“Ni wilaya, ni développement; In Salah est sacrifiée”. Tel est le message fort adressé par les habitants d’In Salah, berceau du mouvement anti-gaz de schiste entamé le 31 décembre dernier, en réponse aux mesures prises dans le soirée d’hier mardi 27 janvier 2015 par le chef de l’Etat, Abdelaziz Bouteflika, à l’issue d’un conseil des ministres restreint.

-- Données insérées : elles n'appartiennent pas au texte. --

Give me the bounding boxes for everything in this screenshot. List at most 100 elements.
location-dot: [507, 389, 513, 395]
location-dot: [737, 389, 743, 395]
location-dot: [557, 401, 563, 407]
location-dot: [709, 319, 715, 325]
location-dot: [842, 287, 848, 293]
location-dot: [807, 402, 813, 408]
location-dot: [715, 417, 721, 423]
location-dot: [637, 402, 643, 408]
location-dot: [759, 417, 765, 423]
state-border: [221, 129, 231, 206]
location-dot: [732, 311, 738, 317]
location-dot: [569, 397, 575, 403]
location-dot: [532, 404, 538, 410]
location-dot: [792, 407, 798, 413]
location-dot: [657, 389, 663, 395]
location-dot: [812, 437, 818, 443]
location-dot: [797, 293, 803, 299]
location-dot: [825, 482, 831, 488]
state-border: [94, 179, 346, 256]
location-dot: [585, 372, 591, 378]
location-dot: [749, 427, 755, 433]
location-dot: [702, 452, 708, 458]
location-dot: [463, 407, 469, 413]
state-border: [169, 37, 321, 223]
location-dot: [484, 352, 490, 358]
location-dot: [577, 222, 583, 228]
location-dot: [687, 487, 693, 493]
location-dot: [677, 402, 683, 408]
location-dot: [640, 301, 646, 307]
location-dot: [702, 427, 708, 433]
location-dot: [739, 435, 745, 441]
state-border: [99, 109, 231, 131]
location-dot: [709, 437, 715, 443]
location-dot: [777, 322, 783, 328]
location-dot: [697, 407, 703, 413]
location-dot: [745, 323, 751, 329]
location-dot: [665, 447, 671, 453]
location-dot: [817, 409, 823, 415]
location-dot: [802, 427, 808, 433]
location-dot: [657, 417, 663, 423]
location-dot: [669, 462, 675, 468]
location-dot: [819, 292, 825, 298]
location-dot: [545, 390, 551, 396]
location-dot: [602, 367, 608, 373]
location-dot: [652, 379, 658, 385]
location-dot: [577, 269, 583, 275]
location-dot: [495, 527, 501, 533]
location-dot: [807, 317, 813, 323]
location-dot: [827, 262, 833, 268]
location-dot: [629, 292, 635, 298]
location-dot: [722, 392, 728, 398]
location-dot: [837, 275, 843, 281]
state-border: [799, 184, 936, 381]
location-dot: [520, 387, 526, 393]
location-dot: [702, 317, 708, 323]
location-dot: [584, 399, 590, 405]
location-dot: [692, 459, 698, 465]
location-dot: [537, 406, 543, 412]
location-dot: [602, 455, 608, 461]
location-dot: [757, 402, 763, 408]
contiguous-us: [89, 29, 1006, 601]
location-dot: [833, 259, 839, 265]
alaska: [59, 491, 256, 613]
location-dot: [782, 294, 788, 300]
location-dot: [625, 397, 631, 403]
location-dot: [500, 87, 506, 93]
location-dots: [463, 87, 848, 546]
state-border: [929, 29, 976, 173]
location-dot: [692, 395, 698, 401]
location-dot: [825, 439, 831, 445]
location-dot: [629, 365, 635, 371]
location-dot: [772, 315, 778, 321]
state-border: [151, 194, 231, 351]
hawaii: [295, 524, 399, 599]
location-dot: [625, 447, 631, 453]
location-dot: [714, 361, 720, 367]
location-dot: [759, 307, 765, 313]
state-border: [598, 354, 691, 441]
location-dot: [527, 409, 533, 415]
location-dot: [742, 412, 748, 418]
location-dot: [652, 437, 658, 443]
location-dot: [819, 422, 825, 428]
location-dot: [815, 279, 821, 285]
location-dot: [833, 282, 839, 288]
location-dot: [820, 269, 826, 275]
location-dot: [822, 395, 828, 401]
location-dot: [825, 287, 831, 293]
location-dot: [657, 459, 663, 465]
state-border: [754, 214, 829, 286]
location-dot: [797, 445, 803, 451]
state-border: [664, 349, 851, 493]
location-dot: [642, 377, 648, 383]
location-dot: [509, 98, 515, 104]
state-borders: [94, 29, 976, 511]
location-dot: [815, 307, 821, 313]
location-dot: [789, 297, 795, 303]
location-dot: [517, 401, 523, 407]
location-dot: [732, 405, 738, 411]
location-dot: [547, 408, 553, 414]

Très attendue par les manifestants anti-gaz de schiste, notamment à In Salah où le vœux en a été émis à maintes reprises, la réponse du président de la République à leur revendication d’arrêter les forages de gaz de schiste dans tout le pays est tombée hier soir, à l’issue d’un mini-Conseil ministériel auquel ont pris part une douzaine de ministres et de hauts responsables de l’Etat. Diffusées par les médias, notamment la chaîne de télévision publique (ENTV), les mesures décidées par Abdelaziz Bouteflika ont finalement eu l’effet inverse. Elles sont tombées comme un couperet sur les espoirs des manifestants. Ayant beaucoup misé sur une réponse favorable et salutaire du chef de l’Etat, ces derniers, en désespoir de cause, n’ont pas tardé à exprimer leur “déception” et “indignation”.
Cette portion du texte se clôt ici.